Ik zei in de weken voor de operatie dat het voelde alsof mijn hart in de bankschroef zat. Een gezond kind slapend achterlaten in een operatiekamer bij vreemde mensen, die een stuk uit haar schedel gaan zagen. Vertrouwen. Ik denk niet dat ik in mijn leven nog heel veel moeilijkere dingen zal moeten doen. Voor de neurochirurgen was het een leuke operatie. Dat zeiden ze ook zo. Gek genoeg hielp dat met name bij mijn dochter, die ook moest vertrouwen. Een coole dokter, die het voorgesprek zonder witte jas deed en haar bedankte dat hij haar mocht gaan opereren, omdat haar tumor toch echt wel zijn lievelingstumor was om aan te knutselen. Wat een verschil met de contacten met de andere dokters!

Ervaring

Dokters hebben macht. Zo begon ik dit verhaal. En zo voelde het ook echt, de afgelopen tijd. In mijn werk zijn gevoelens van machteloosheid en hopeloosheid factoren die mensen op termijn ziek maken. Die gevoelens verminder je als je mensen hun eigenregie kunt laten hervinden. Als ik terugkijk op de afgelopen periode dan waren de moeilijkste momenten de momenten waarop we onzekerheid ervoeren. Het wachten op uitslagen, het krijgen van uitslagen, maar zonder vervolgplan. Het gevoel geen controle te hebben en afhankelijk te zijn.
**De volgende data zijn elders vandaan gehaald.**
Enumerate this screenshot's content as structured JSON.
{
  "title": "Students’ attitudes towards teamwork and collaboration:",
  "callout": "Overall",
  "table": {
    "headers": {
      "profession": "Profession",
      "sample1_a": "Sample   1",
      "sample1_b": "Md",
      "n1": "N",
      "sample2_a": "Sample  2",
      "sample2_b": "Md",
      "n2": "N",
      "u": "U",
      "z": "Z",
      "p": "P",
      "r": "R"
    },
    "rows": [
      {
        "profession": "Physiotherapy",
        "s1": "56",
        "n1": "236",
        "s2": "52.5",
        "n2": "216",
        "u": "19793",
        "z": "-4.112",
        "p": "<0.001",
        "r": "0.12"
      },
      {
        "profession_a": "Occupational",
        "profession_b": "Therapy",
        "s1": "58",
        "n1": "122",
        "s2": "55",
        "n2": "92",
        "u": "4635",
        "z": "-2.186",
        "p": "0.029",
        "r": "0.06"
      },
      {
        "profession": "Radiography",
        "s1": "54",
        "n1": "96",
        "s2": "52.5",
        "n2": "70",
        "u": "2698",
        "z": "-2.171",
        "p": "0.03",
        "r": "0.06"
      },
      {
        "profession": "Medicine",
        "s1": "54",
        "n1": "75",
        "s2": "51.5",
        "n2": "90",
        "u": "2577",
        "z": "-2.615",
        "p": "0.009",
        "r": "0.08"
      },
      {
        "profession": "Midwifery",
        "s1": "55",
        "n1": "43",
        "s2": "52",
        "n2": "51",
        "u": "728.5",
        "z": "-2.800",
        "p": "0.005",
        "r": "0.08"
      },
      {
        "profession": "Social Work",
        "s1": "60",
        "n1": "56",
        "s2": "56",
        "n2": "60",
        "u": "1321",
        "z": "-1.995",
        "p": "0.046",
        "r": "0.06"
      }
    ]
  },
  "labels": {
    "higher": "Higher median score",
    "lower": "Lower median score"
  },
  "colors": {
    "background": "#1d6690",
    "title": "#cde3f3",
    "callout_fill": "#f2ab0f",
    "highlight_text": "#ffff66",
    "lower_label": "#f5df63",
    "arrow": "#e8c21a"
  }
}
Want zo voelt dat; hoe aardig een dokter ook kan zijn, je bent natuurlijk nooit gelijkwaardig. Pretendeer dat dan ook niet. Realiseer je dat je als dokter al enorm aanwezig bent in dat uitslagkamertje. Ik voelde me klein, nietig. En dat gevoel werd versterkt door de dokters, die zichzelf nóg meer aanwezig maakten door te vertellen over hun eigen kinderen, hun mening of eigen ervaringen met ellende. Ze slokten mijn energie op, merkte ik. De situatie maakte me egoistisch, op mezelf gericht. De dokters die luisterden, met name naar mijn dochter, daarbij anticiperend op haar vragen, die dokters maakten ruimte voor óns, in dat kamertje.
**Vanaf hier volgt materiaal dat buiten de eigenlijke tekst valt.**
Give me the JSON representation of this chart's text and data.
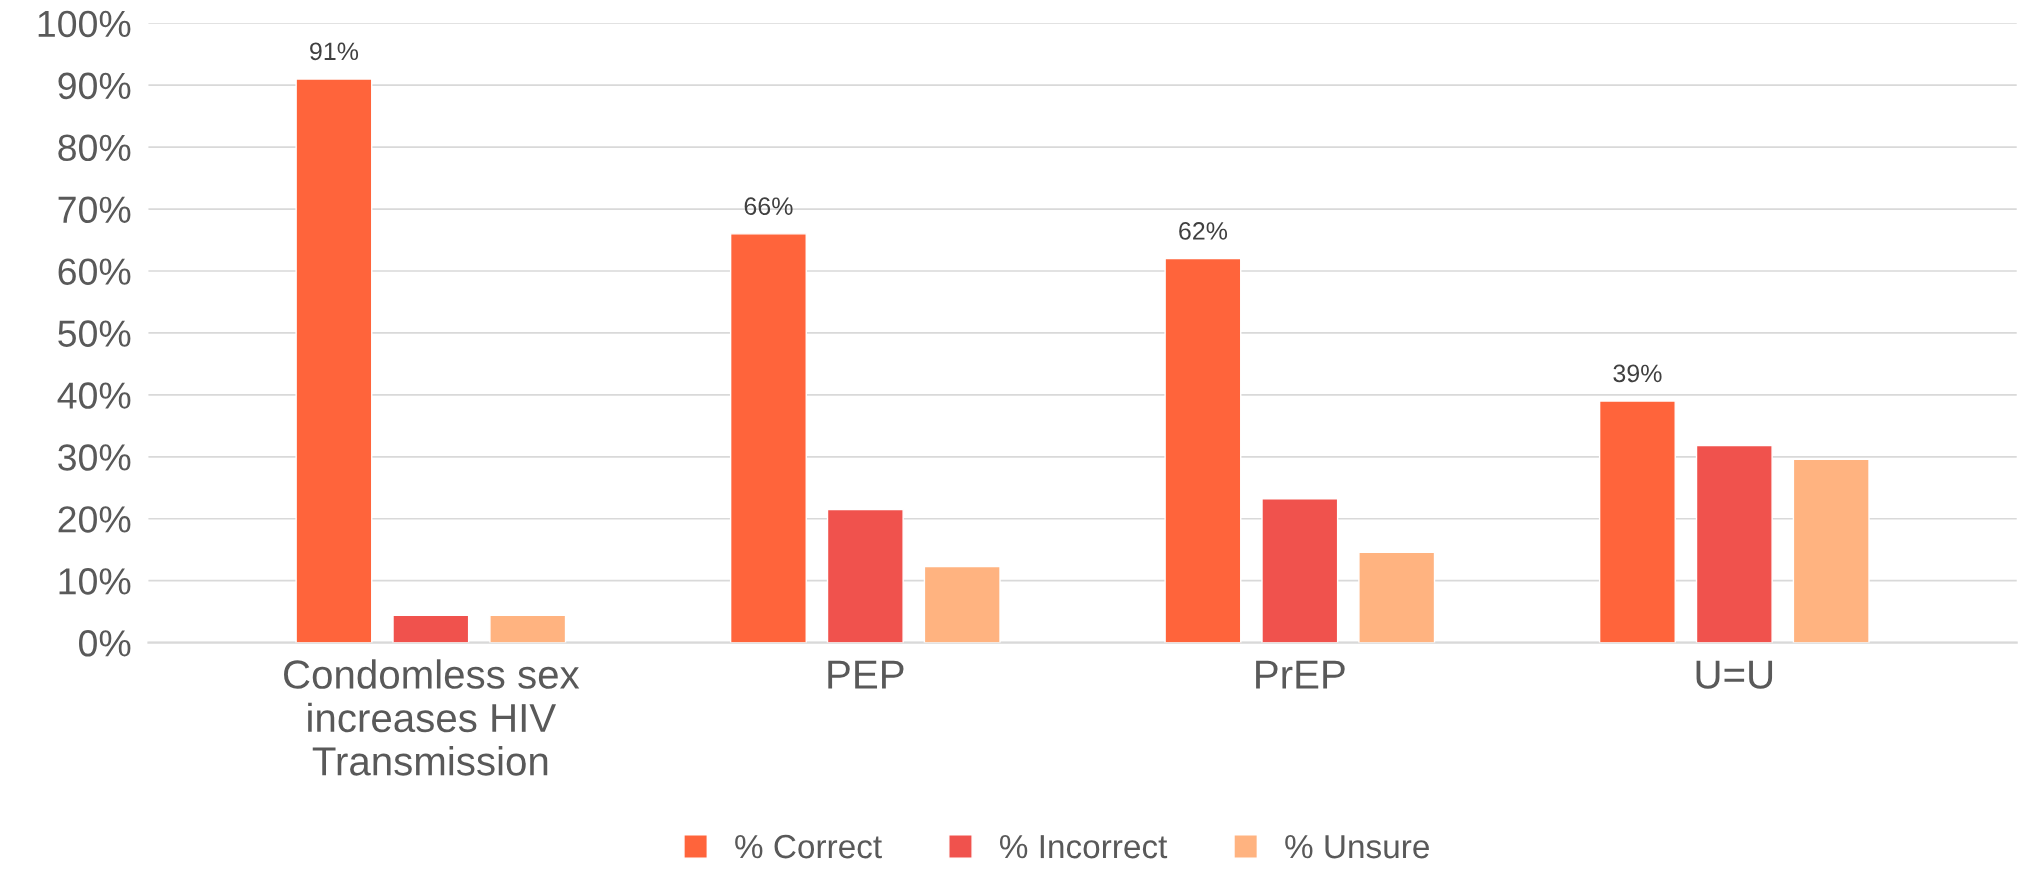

Die ruimte hadden we allebei nodig. We moesten de controle vinden over een situatie waarin die totaal ontnomen was. Vonden eigenregie in hele kleine deelblokjes van het traject; medisch gezien pietluttige dingetjes, maar voor ons waren ze belangrijk. Ze gaven houvast. En hielpen ons te vertrouwen.

Afronden

Ik ga mijn ervaringen sorteren, in mijn hoofd; gisteren ruimde ik de kerstboom op. Beelden van ingrijpende gebeurtenissen zijn net als kerstlichtjes; als je nu tijd energie steekt in het organiseren en zorgvuldig opruimen, dan heb je daar op lange termijn veel profijt van; je bespaart jezelf bovendien een boel ellende.
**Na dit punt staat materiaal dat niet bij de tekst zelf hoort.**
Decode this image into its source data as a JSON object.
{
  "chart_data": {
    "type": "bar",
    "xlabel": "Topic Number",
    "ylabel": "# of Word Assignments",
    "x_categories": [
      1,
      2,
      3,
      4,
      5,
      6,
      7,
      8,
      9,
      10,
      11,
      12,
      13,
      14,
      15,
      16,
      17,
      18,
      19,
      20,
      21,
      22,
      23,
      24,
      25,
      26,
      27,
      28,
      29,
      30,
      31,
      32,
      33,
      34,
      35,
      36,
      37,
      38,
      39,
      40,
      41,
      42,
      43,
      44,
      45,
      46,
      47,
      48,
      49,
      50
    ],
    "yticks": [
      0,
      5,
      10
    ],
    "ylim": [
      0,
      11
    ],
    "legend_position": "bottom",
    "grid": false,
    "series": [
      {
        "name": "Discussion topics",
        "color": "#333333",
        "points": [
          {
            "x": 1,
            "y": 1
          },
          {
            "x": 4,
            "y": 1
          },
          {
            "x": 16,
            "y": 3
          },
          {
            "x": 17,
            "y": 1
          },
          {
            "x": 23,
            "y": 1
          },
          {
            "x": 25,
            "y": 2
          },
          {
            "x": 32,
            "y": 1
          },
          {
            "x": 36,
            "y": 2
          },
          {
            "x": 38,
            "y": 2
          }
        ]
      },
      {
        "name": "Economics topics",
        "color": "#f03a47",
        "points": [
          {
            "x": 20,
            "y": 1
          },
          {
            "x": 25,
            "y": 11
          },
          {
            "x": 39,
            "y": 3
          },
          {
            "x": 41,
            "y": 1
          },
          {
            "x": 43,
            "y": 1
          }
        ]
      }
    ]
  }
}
Ik ga me in mijn eigen werk nóg meer bewust zijn van de afhankelijklijkheid, die mensen kunnen ervaren. Nóg meer stil zijn, luisteren en volgen in plaats van invullen. Dat ga ik ook inbouwen in mijn trainingen en lessen.

*wees direct

*wees eerlijk

*geef structuur

*kijk, luister; jij bent de olifant in de kamer!

De afgelopen weken hebben me nederig gemaakt. Dankbaar ook, dat we op een plek op deze Aarde wonen waar goede zorg vanzelfsprekend is. Maar vooral ben ik supertrots. Op een zestienjarige Dame. Die zich met humor en enorm veel moed en kracht door alles heen heeft geknokt!